Check the status of GitHub runner machines.

Options:

  • -t, --token - GitHub Personal Access Token (required)
  • -u, --url - GitHub repository/organization URL (required)
  • -d, --directory - Runners directory
  • -j, --json - Output as JSON
  • -p, --profile - Use configuration profile
  • -c, --config - Configuration file path

hydra help

Show help information for commands.

hydra help
hydra help create
hydra create --help

🔧 Configuration

The Magic of Profiles 🎭

Stop typing the same commands over and over. Profiles let you define your runner configurations once and reuse them everywhere:

Example: hydra.json

{
  "profiles": {
    "default": {
      "name": "runner",
      "numberOfMachines": 1,
      "directory": "./gh-runners",
      "os": "osx"
    },
    "production": {
      "url": "https://github.com/org/repo",
      "name": "prod-runner",
      "numberOfMachines": 3,
      "labels": "production,linux,docker",
      "directory": "/opt/runners/prod",
      "os": "linux"
    },
    "development": {
      "url": "https://github.com/org/dev-repo",
      "name": "dev-runner",
      "numberOfMachines": 2,
      "labels": "development,test",
      "directory": "./dev-runners"
    }
  },
  "defaultProfile": "default"
}

Example: hydra.toml

defaultProfile = "default"

[profiles.default]
name = "runner"
numberOfMachines = 1
directory = "./gh-runners"
os = "linux"

[profiles.production]
url = "https://github.com/org/repo"
name = "prod-runner"
numberOfMachines = 3
labels = "production,linux,docker"
directory = "/opt/runners/prod"
os = "linux"

Environment Variables

  • GITHUB_PERSONAL_ACCESS_TOKEN - Default token if not provided via CLI
  • HYDRA_CONFIG - Default configuration file path

📂 Directory Structure

./gh-runners/              # Default runner directory
├── machines/
│   ├── 1/                # Runner instance 1
│   │   ├── _diag/        # Diagnostics logs
│   │   ├── _work/        # Job working directory
│   │   ├── config.sh     # Runner configuration
│   │   └── run.sh        # Runner execution script
│   ├── 2/                # Runner instance 2
│   └── .../
└── actions-runner-*.tar.gz  # Downloaded runner package

🔐 Security

Token Requirements

  • Repository runners: Token needs repo scope
  • Organization runners: Token needs admin:org scope
  • Tokens are never stored in configuration files
  • Use environment variables for automation

Best Practices

  1. Never commit tokens to version control
  2. Use read-only tokens when possible
  3. Rotate tokens regularly

📊 Examples

CI/CD Pipeline Setup

# Development environment
hydra create -p development -t $GITHUB_TOKEN -m 2

# Production with specific labels
hydra create -p production -t $GITHUB_TOKEN -l "deploy,production"

# Temporary test runners
hydra create -t $GITHUB_TOKEN -u $REPO_URL -n "test" -m 5
hydra remove -t $GITHUB_TOKEN -u $REPO_URL -n "test" -m 5

Monitoring Script

#!/bin/bash
# Check runner status and alert if offline

STATUS=$(hydra status -p production -t $GITHUB_TOKEN --json)
OFFLINE=$(echo $STATUS | jq '[.[] | select(.status == "offline")] | length')

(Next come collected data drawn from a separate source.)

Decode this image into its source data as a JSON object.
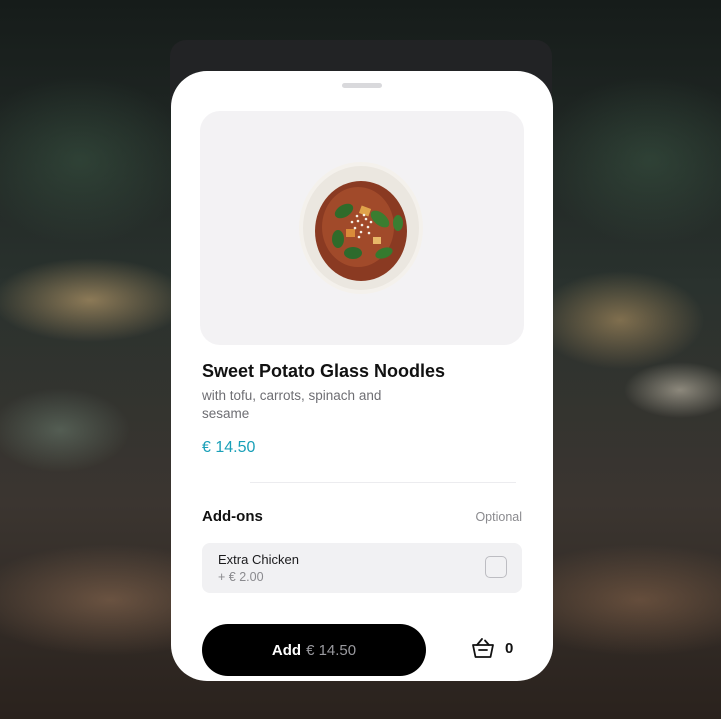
{
  "dish": {
    "name": "Sweet Potato Glass Noodles",
    "description": "with tofu, carrots, spinach and sesame",
    "price": "€ 14.50",
    "image_icon": "noodle-bowl-photo"
  },
  "addons": {
    "title": "Add-ons",
    "optional_label": "Optional",
    "items": [
      {
        "name": "Extra Chicken",
        "price": "+ € 2.00",
        "checked": false
      }
    ]
  },
  "footer": {
    "add_label": "Add",
    "add_price": "€ 14.50",
    "basket_icon": "basket-icon",
    "basket_count": "0"
  },
  "colors": {
    "price_accent": "#1aa0b8",
    "button_bg": "#000000"
  }
}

if [ $OFFLINE -gt 0 ]; then
  echo "Alert: $OFFLINE runners are offline!"
fi

🐛 Troubleshooting

Common Issues

  1. "Invalid GitHub token"

    • Verify token permissions (repo/admin:org scope)
    • Check token expiration
  2. "Runner configuration failed"

    • Check network connectivity
    • Verify GitHub URL format
    • Ensure write permissions in runner directory
  3. "No runners found"

    • Verify runner directory path
    • Check if runners were created successfully
    • Ensure profile name is correct

Debug Mode

# Run with debug logging
DEBUG=* hydra create -t TOKEN -u URL

# Check runner diagnostics (if needed)
cat ./gh-runners/machines/1/_diag/*.log

🤝 Contributing

Contributions are welcome! Please see the main repository for contribution guidelines.

📄 License

Licensed under the Apache License, Version 2.0. See LICENSE for details.